In the late 1960s he joined Bobby Taylor and the Vancouvers, a Canadian soul band signed to Motown Records, and left Richmond for Detroit. When not touring with the Vancouvers, he was a regular member of the house band at the Twenty Grand Club, often backing Motown headliners.
After hearing the wah-wah pedal deployed by Dennis Coffey, who was the Motown studio guitarist on songs like the Temptations’ 1968 hit “Cloud Nine,” Mr. Ragin bought a Cry Baby brand wah-wah pedal and rebuilt his guitar style around it.
Norman Whitfield, the Temptations’ producer, brought Mr. Ragin into the Motown studio band that became known as the Funk Brothers; his first major session was in 1970 for Edwin Starr’s “Stop the War Now.” (Mr. Coffey had played on Mr. Starr’s earlier hit, “War.”)

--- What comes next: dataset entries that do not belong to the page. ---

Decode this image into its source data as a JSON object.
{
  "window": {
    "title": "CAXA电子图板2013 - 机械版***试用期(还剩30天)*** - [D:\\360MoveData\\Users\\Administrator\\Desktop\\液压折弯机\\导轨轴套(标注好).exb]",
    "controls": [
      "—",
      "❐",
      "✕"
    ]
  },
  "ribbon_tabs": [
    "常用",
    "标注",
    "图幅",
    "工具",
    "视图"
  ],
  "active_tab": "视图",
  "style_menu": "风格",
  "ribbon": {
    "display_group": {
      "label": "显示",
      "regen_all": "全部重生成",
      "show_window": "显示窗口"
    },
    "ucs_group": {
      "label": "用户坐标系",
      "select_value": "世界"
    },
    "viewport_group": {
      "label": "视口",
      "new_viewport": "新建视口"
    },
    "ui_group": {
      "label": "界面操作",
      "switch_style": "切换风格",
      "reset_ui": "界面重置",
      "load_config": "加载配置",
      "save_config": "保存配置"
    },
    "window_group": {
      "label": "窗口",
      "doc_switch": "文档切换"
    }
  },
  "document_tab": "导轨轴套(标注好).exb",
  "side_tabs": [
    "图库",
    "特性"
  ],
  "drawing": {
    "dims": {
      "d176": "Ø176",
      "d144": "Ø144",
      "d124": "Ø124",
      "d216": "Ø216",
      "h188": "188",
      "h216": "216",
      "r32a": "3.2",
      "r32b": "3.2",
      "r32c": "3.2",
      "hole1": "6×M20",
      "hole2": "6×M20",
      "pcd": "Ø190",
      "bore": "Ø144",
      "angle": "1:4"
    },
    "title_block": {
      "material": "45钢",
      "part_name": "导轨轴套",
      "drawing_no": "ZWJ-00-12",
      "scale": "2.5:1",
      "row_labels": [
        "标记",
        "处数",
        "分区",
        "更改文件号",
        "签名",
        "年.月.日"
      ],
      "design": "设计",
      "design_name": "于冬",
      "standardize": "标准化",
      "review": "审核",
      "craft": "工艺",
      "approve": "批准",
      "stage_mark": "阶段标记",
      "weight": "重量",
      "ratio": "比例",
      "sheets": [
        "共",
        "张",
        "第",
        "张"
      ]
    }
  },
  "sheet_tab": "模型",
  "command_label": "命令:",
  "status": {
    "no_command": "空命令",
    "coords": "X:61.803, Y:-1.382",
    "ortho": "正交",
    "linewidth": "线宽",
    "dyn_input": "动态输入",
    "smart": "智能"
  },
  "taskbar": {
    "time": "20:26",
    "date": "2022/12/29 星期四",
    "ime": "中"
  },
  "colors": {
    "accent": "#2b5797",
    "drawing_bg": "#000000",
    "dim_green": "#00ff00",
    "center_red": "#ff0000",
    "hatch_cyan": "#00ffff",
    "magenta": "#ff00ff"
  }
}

Mr. Ragin went on to record and tour with much of the Motown roster — the Jackson 5, the Supremes, the Four Tops, Gladys Knight and the Pips, Marvin Gaye and many others — and by the early 1970s was calling himself Wah Wah Watson. After Motown moved to Los Angeles in 1973, Mr. Ragin also settled there. In his Motown years and afterward, many of his guitar parts earned him songwriting credits.
In 1976 he released his own album, “Elementary,” with his guitar up front. But he was heard far more widely as a studio musician: behind Michael Jackson (on the 1979 album “Off the Wall”), Barry White, Smokey Robinson, Bill Withers, the Pointer Sisters, Quincy Jones, Labelle and even Barbra Streisand, on her 1979 album“The Main Event.”
He began working with the keyboardist Herbie Hancock on the 1974 soundtrack to the movie “Death Wish” and continued to collaborate with Mr. Hancock, as composer and producer, through the rest of the decade on albums including “Man-Child” and “Feets, Don’t Fail Me Now.” Well into the 2000s, he rejoined Mr. Hancock funk band, the Headhunters, on tour. He was also a member of Marvin Gaye’s live band in 1983, Gaye’s final tour.
Neo-soul and hip-hop connected Wah Wah Watson to a younger generation of collaborators in the 1990s, among them Brian McKnight, Angie Stone, Lisa Stansfield, Me’shell Ndegeocello and Alicia Keys. And by way of a sample from Maxwell’s “The Suite Theme,” his guitar appeared this year on “After Dark,” a track on Drake’s album “Scorpion.”
In addition to Ms. Aono, his wife, he is survived by two sisters, Robinette Paige and Delores Knox, and two brothers, Robert and Larry.
“Wherever he is,” Ms. Aono said in a statement, “he’s groovin’.”